Hong Kong Lunar New Year: The city lights up for the Year of the Rabbit

After three years of travel restrictions due to the pandemic, millions of families around the world are celebrating the Lunar New Year more freely.

The Year of the Rabbit starts on Sunday, but a lot of preparations were in full swing last week in cities like Hong Kong. Since it began gradually reopening its borders with China earlier this month, Hong Kong has welcomed a flood of citizens traveling between the city and the mainland to celebrate the Spring Festival.

In mainland China, Chunyun, the 40-day period surrounding the festival, typically sees many people travel to their hometowns to be with their families. This event is sometimes referred to in the region as “the greatest migration in the world.” According to the Associated Press, Chinese travelers are staying closer to home this year, favoring Hong Kong and Macau over destinations such as Bangkok; Bali, Indonesia; and Hokkaido, Japan.

In Hong Kong, red and gold decorations dominate the markets as customers frantically search for the perfect festive orchid to ring in the New Year. The city is thriving and full of happy children.

Students of all ages are looking forward to vacation this week to celebrate and relax. Victoria Harbor has amazing art and light installation on the water.
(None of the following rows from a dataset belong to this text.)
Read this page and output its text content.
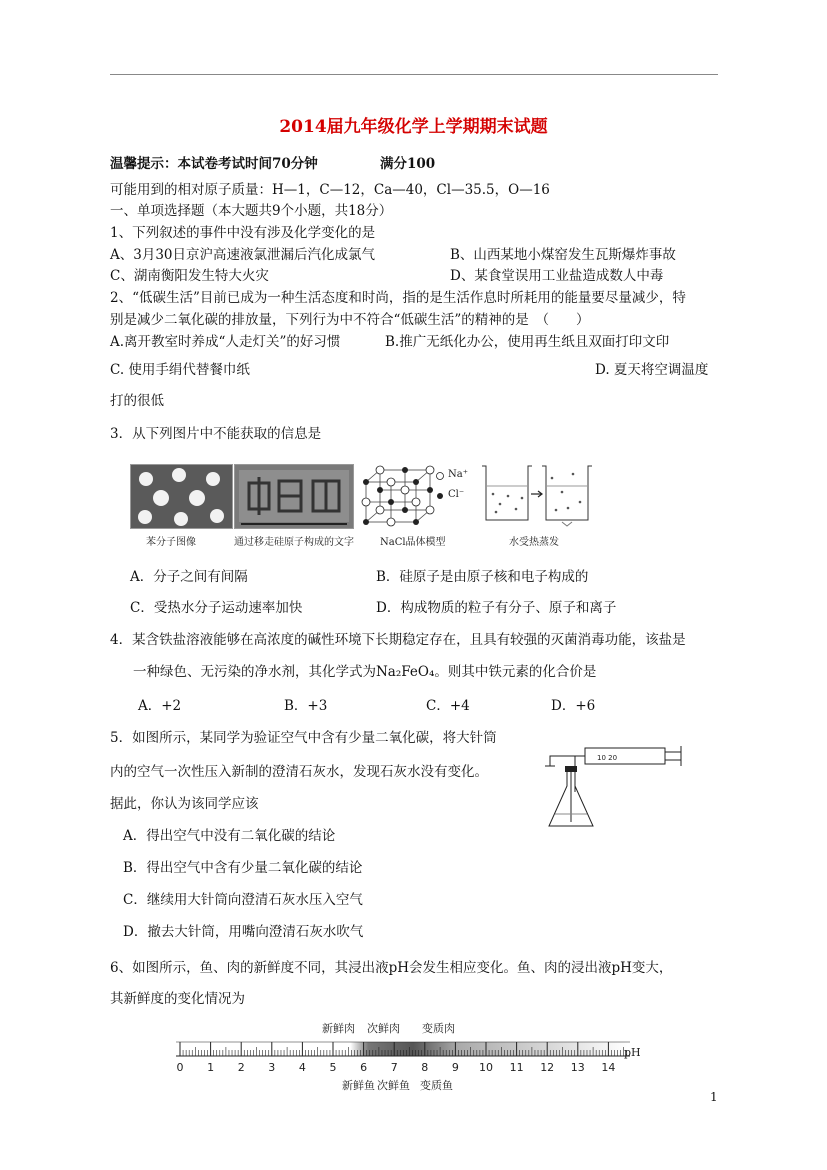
2014届九年级化学上学期期末试题
温馨提示：本试卷考试时间70分钟	满分100
可能用到的相对原子质量：H—1，C—12，Ca—40，Cl—35.5，O—16
一、单项选择题（本大题共9个小题，共18分）
1、下列叙述的事件中没有涉及化学变化的是
A、3月30日京沪高速液氯泄漏后汽化成氯气	B、山西某地小煤窑发生瓦斯爆炸事故
C、湖南衡阳发生特大火灾	D、某食堂误用工业盐造成数人中毒
2、“低碳生活”目前已成为一种生活态度和时尚，指的是生活作息时所耗用的能量要尽量减少，特
别是减少二氧化碳的排放量，下列行为中不符合“低碳生活”的精神的是　（　　）
A.离开教室时养成“人走灯关”的好习惯	B.推广无纸化办公，使用再生纸且双面打印文印
C. 使用手绢代替餐巾纸	D. 夏天将空调温度
打的很低
3．从下列图片中不能获取的信息是
Na⁺
Cl⁻
苯分子图像	通过移走硅原子构成的文字	NaCl晶体模型	水受热蒸发
A．分子之间有间隔	B．硅原子是由原子核和电子构成的
C．受热水分子运动速率加快	D．构成物质的粒子有分子、原子和离子
4．某含铁盐溶液能够在高浓度的碱性环境下长期稳定存在，且具有较强的灭菌消毒功能，该盐是
一种绿色、无污染的净水剂，其化学式为Na₂FeO₄。则其中铁元素的化合价是
A．+2	B．+3	C．+4	D．+6
5．如图所示，某同学为验证空气中含有少量二氧化碳，将大针筒
内的空气一次性压入新制的澄清石灰水，发现石灰水没有变化。
据此，你认为该同学应该
A．得出空气中没有二氧化碳的结论
B．得出空气中含有少量二氧化碳的结论
C．继续用大针筒向澄清石灰水压入空气
D．撤去大针筒，用嘴向澄清石灰水吹气
10 20
6、如图所示，鱼、肉的新鲜度不同，其浸出液pH会发生相应变化。鱼、肉的浸出液pH变大，
其新鲜度的变化情况为
新鲜肉 次鲜肉 变质肉
0 1 2 3 4 5 6 7 8 9 10 11 12 13 14
pH
新鲜鱼 次鲜鱼 变质鱼
1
Tourist destinations such as the Peninsula Hotel are preparing for the number of visitors.

Within the Chinese Zodiac, the Year of the Rabbit is set to coincide with the Year of the Tiger. Across Hong Kong, images of bunnies cover paintings, stuffed animals and inflatable balloons, popping up in the same way that inflatable snowmen do on US front yards every Christmas.

In Chinese culture, the rabbit is considered the luckiest of all 12 animals. It symbolizes mercy, elegance and beauty. People born in the Year of the Rabbit are believed to be calm and peaceful.

For some people in Hong Kong, this Spring Festival is a long-awaited reunion with loved ones. Joyce Ma-Lachmann was born and raised in the city but moved to Germany last year after marrying her husband, Martin Lachmann.

“The festival is a bridge for our family, connecting one place to another and connecting the bloodlines.”

— Joyce Ma-Lachmann

The couple, who are expecting a baby, are back in the city to see their family after being separated for the past year. On Friday, they went to see the Che Kung Temple.

“The festival is a bridge for our family, connecting one place to another and connecting the bloodlines,” said Ma-Lachmann.

On Saturday, Nicholas Yeung and his girlfriend, Lara Lam, were preparing to leave Hong Kong for Macau, just a few hours away by shuttle bus. Lam is a Macau citizen who works in Hong Kong. The couple used to go to Macau every Lunar New Year for family gatherings, but stopped after China’s strict coronavirus protocols began.

Yeung was born and raised in Hong Kong, where he says his New Year’s celebrations were similar and different from his experience celebrating with the Lam family.

“The festive atmosphere and rich traditional customs of the Lunar New Year celebration have deteriorated due to the rapid processes of social changes such as urbanization, Westernization and modernization in Hong Kong,” said Yeung.

“For me, really, the Lunar New Year is just a great excuse to meet people and get together with those you love,” he said.